The waiter advises 2 empanadas "as they are very small", if we understood, that that is what he was saying, and then he proceeds to bring 3. The cerveza is local from the tap, after we have been doing pumping motions to him to make him understand that we do not want bottled beer.
The weather is a pleasant 70 plus and the sun is shining. The tables around us are all occupied by guys "talking business maybe". The bill is padded with bread at meat prices and the waiter points out where to put the tip on the credit card slip.
Outside the mall is a dusty highway and thus we return to our lovely room having the hotel to ourselves. The evening meal at same establishment is a shared 350 gram beef steak (however their grams must be having inflation problems) with papas (one potato) in cream sauce and a bottle of red wine. (we point to a table next to us and "ask" for same bottle.)
When the bill comes the wine converts to 12 dollars, so we "ask" for another one for our room and retire for the night, awaiting a 5:45 am wake-up call.

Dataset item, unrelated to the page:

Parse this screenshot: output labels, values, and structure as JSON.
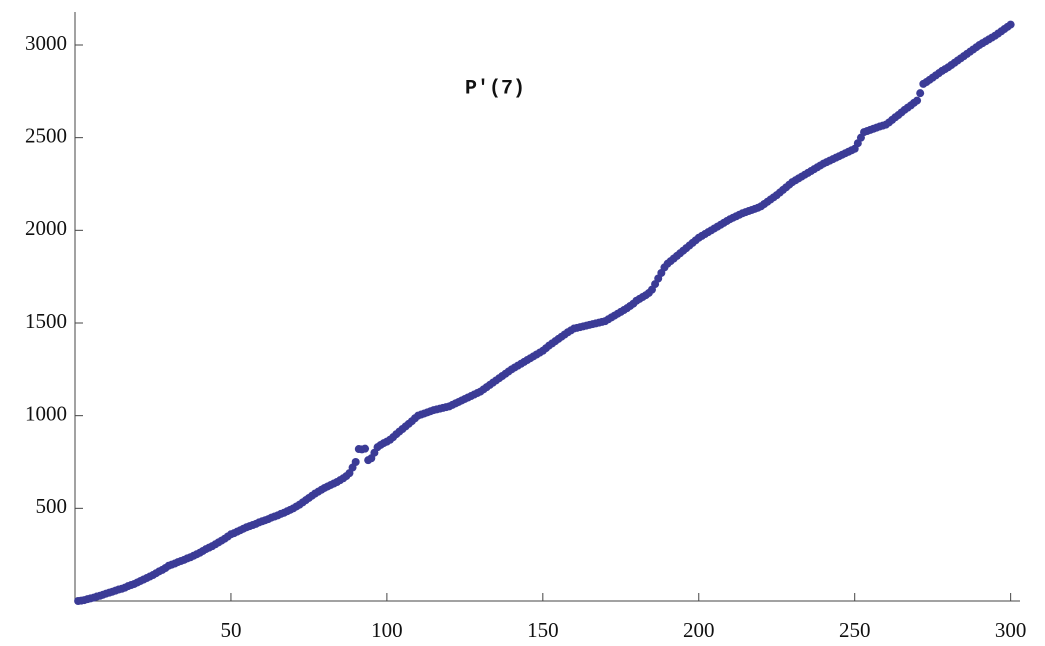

The hotel shuttle brought us back, the check-in goes flawlessly, the security line is a "show performance" procedure in which we did not take anything off our bodies or out of our pockets, thus triggering the alarm, along with every other passenger, followed by a lackluster pat down by a guy behind the machine.
We marched into the waiting area, found free wifi, were called to the gate on time, marched into a bus, that drove us 200 yards to a big plane, marched up the steps into a jetway, which by the way is connected to the building we were waiting in (sic), into the plane from where I am reporting to you.
So we are on our way to Ushuaia looking for a problem free arrival and transportation to our little family owned hotel. Pablo has emailed me that he organized a taxi to take us to his Hosteria.
So now I have time to learn a few Spanish words before I write to you again. Please forgive me if I start using them here.